Она словно в первый раз увидела Селину, это тонкое личико, небольшую изящную голову, с волосами, такими пышными и мягкими, что их можно было завивать в локоны, закладывать узлом, взбивать высоко, смотря по тому, чего требовала мода. Ее скулы несколько выдавались, или, быть может, это казалось благодаря глубоко посаженным глазам, блестящим и темным, так мягко глядевшим из-под ресниц. Линия рта и подбородка была чистая, строгая, полная силы, такая, какая бывает у жен – покорителей Дикого Запада. Но Юлия не имела опыта физиономиста и не оценила этой особенности лица Селины. Селина считалась вполне обыкновенной и некрасивой девочкой, какой она на самом деле не была. Но глаз ее нельзя было не заметить и не запомнить. Люди, с которыми она разговаривала, имели обыкновение глубоко в них заглядывать. Селину часто поражало, что они как будто и не слышали того, что она им говорила. Быть может, из-за этой бархатной мягкости глаз не обращали на себя внимания твердые линии нижней части лица.

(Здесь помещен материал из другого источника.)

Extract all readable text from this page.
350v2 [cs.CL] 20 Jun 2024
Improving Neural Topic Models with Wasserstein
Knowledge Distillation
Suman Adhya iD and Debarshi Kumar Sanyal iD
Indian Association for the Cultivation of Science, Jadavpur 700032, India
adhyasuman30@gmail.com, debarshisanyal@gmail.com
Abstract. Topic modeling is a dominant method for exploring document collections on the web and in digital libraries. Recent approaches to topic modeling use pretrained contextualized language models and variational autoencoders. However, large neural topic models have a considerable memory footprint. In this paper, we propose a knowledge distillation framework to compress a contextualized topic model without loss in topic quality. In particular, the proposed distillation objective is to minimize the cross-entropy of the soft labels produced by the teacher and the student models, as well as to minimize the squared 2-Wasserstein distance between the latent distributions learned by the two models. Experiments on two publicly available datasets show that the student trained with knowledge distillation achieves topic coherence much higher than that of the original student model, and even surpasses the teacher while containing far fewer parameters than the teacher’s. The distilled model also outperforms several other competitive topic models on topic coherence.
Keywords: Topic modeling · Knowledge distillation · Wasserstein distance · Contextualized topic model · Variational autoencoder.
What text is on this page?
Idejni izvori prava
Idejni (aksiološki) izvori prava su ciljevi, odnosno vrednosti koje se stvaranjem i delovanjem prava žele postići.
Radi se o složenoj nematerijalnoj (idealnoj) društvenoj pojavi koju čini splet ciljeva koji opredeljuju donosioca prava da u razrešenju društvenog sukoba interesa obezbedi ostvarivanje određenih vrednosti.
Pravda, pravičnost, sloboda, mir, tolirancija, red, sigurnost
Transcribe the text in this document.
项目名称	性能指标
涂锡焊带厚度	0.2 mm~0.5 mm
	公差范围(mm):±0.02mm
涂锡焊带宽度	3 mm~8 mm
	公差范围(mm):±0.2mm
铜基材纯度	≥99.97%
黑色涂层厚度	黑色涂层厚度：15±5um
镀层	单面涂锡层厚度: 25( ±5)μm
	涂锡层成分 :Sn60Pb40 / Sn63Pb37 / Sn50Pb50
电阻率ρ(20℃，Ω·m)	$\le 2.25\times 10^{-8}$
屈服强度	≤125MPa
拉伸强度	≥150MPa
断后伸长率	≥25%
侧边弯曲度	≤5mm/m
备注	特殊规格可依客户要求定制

Прошло десять лет, принесших с собой много тяжелых испытаний, и Юлия неожиданно столкнулась с Селиной на Степной улице, где Селина продавала с тележки овощи. Перед Юлией стояла загорелая, измученная женщина. Пышные волосы небрежно свернуты на голове в узел и заколоты длинной серой шпилькой, ситцевое платье забрызгано грязью, на ногах сильно поношенные мужские башмаки, старая войлочная шляпа с помятыми полями (шляпа ее мужа), в руках пучки моркови, гороха, редиски, свеклы. Женщина со скверными зубами, впалой грудью, с оттопыренными карманами на широкой юбке. Но эту женщину Юлия узнала по глазам, которые остались такими же прекрасными. И Юлия в своем шелковом туалете и шляпе с пером бросилась к ней, крича: «О Селина! Дорогая! Дорогая моя!» И в этом крике были и сострадание и ужас: он был похож на рыдание. Селина со всем ворохом овощей очутилась у нее в объятиях. Все посыпалось на тротуар перед большим каменным домом, у которого они встретились. То был дом на Прери-авеню, дом Юлии Арнольд, урожденной Гемпель.
И любопытно, что утешать и успокаивать пришлось Селине. Она гладила обтянутое шелком плечо всхлипывавшей Юлии, приговаривая:
– Ну, ну. Все хорошо, Жюли. Все в порядке. Не надо плакать. О чем тут плакать? Тише, успокойся. Все хорошо…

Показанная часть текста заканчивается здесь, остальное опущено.